«Этюды» проф. Бицилли состоят из трех больших статей. Первая статья наиболее богата матерьялом, но все же кажется только наброском. Проф. Бицилли говорит в ней о постепенном превращении русской поэзии в ритмическую прозу. Тема сложна, количество матерьяла безгранично: никогда не исчерпать его. Некоторые из наблюдений и мыслей проф. Бицилли очень существенны, — в особенности все то, что относится к определению понятая ритм. К сожалению, короткий и «общедоступный» разбор этой статьи дать невозможно. Сделаю одно только замечание. Проф. Бицилли правильно указывает, что русский язык не позволяет — как это позволяет итальянский – «проглатывать» слова в стихах. Он цитирует для образца стих Люб. Столицы:
В мрачном саду скорбно никнет беседка нагая…
Действительно, этот пятистопный дактиль неудачен. Слово «скорбно» приходится на два неударяемых слога, на нем спотыкаешься (это часто встречается у Брюсова, особенно в стихах последнего периода). Для иллюстрации все того же положения проф. Бицилли приводит стих Боратынского:
Резец, орган, кисть! Счастлив, кто влеком…

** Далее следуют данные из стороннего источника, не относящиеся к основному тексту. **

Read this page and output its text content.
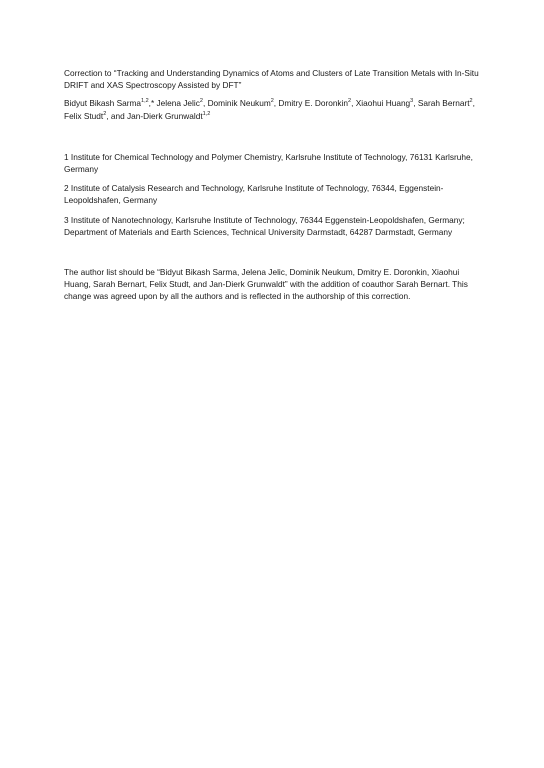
Correction to “Tracking and Understanding Dynamics of Atoms and Clusters of Late Transition Metals with In-Situ DRIFT and XAS Spectroscopy Assisted by DFT”

Bidyut Bikash Sarma$^{1,2}$,* Jelena Jelic$^2$, Dominik Neukum$^2$, Dmitry E. Doronkin$^2$, Xiaohui Huang$^3$, Sarah Bernart$^2$, Felix Studt$^2$, and Jan-Dierk Grunwaldt$^{1,2}$

1 Institute for Chemical Technology and Polymer Chemistry, Karlsruhe Institute of Technology, 76131 Karlsruhe, Germany

2 Institute of Catalysis Research and Technology, Karlsruhe Institute of Technology, 76344, Eggenstein-Leopoldshafen, Germany

3 Institute of Nanotechnology, Karlsruhe Institute of Technology, 76344 Eggenstein-Leopoldshafen, Germany; Department of Materials and Earth Sciences, Technical University Darmstadt, 64287 Darmstadt, Germany

The author list should be “Bidyut Bikash Sarma, Jelena Jelic, Dominik Neukum, Dmitry E. Doronkin, Xiaohui Huang, Sarah Bernart, Felix Studt, and Jan-Dierk Grunwaldt” with the addition of coauthor Sarah Bernart. This change was agreed upon by all the authors and is reflected in the authorship of this correction.
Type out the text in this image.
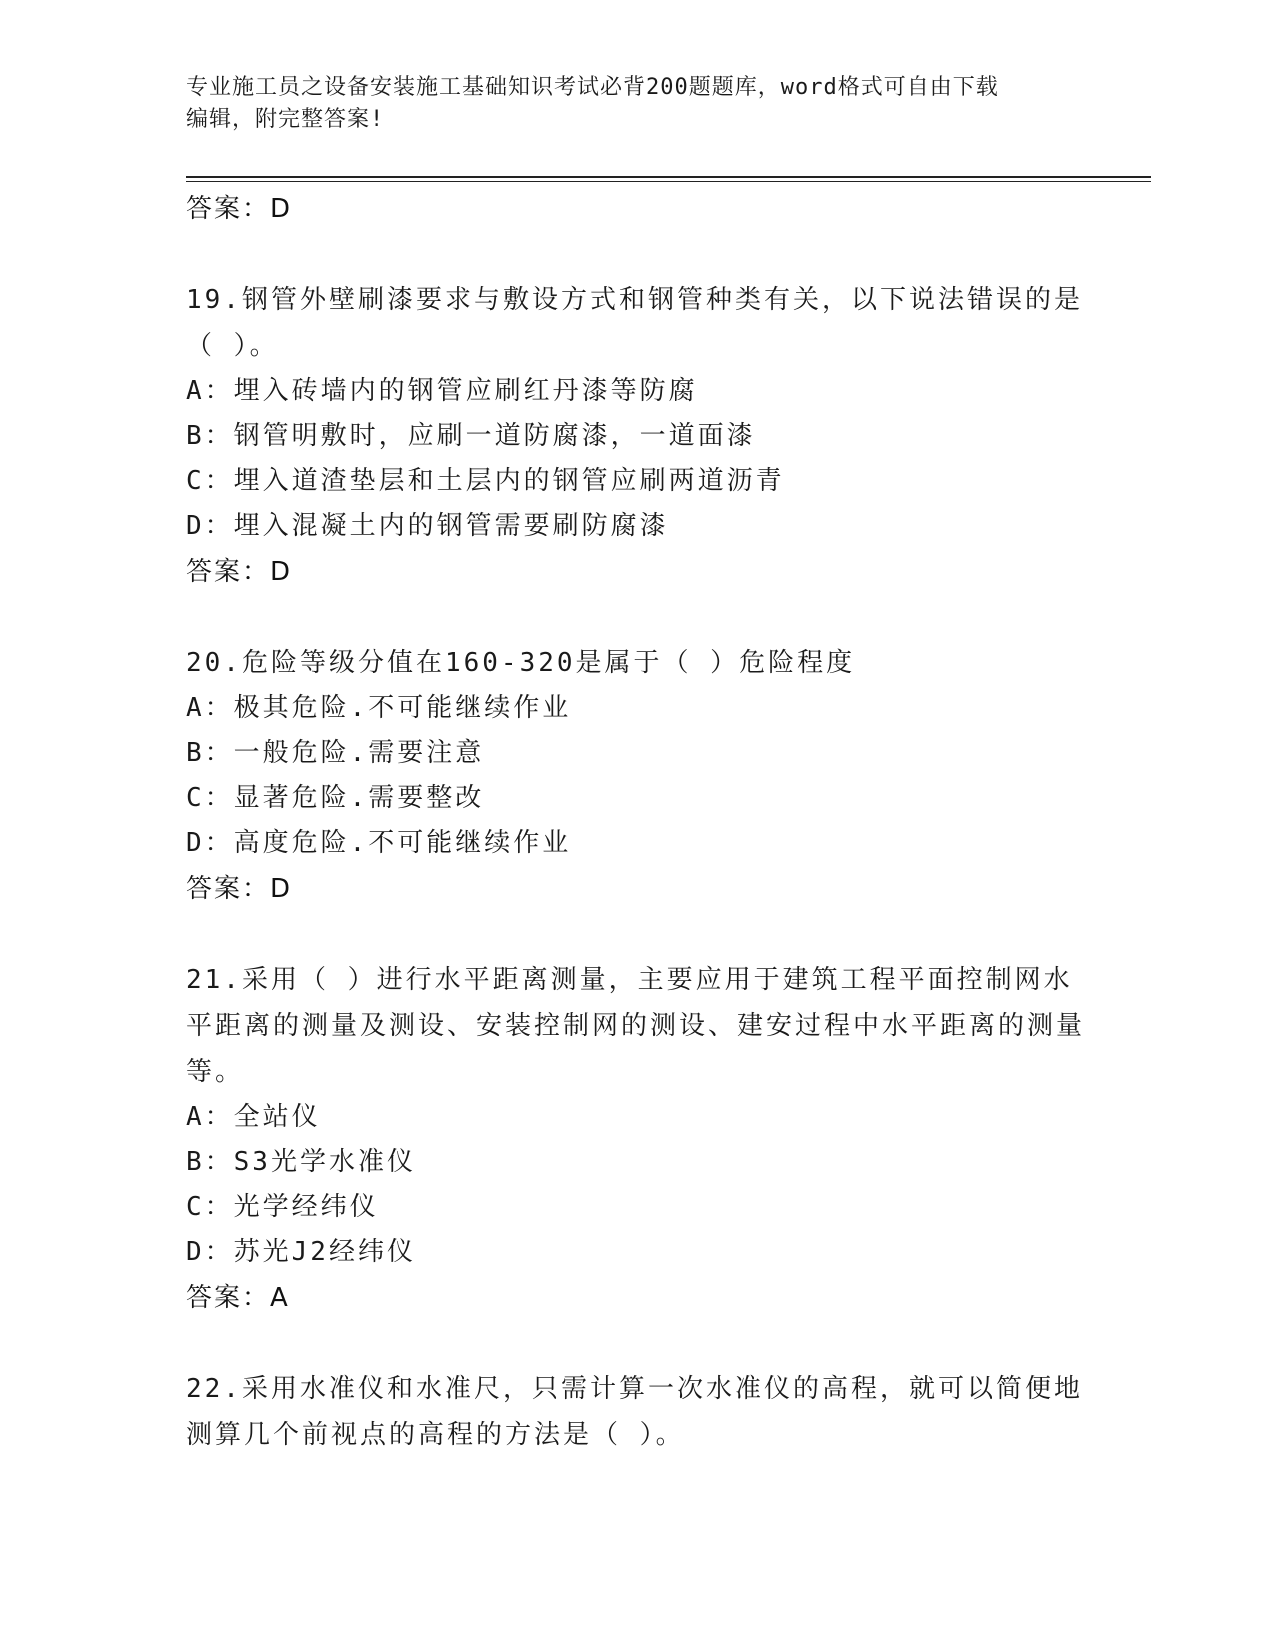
专业施工员之设备安装施工基础知识考试必背200题题库，word格式可自由下载
编辑，附完整答案!
答案：D
19.钢管外壁刷漆要求与敷设方式和钢管种类有关，以下说法错误的是（ ）。
A：埋入砖墙内的钢管应刷红丹漆等防腐
B：钢管明敷时，应刷一道防腐漆，一道面漆
C：埋入道渣垫层和土层内的钢管应刷两道沥青
D：埋入混凝土内的钢管需要刷防腐漆
答案：D
20.危险等级分值在160-320是属于（ ）危险程度
A：极其危险.不可能继续作业
B：一般危险.需要注意
C：显著危险.需要整改
D：高度危险.不可能继续作业
答案：D
21.采用（ ）进行水平距离测量，主要应用于建筑工程平面控制网水平距离的测量及测设、安装控制网的测设、建安过程中水平距离的测量等。
A：全站仪
B：S3光学水准仪
C：光学经纬仪
D：苏光J2经纬仪
答案：A
22.采用水准仪和水准尺，只需计算一次水准仪的高程，就可以简便地测算几个前视点的高程的方法是（ ）。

Позволю себе возразить проф. Бицилли: этот стих не только не «плох», он великолепен. Здесь перебой размера настолько силен, что прочесть эту строку как правильный пятистопный ямб совершенно невозможно. Слово «кисть» выделено, на нем стоит сильнейшее логическое ударение. Если бы оно было поставлено на естественно ударяемом месте, оно не было бы не так подчеркнуто. Боратынский здесь ломает размер, создает усиление звука к концу полустишья, подлинный вскрик и отскок от него, начиная со слова «счастлив».
Статья о Пушкине более закончена. Проф. Бицилли анализирует пушкинскую поэзию, пользуясь приемами формальной школы. Но он во многом изменяет их. В частности, он не ограничивается подсчетом образов, перечислением рифм и т. п., как большей частью делают формалисты. Он пробует дать обобщения.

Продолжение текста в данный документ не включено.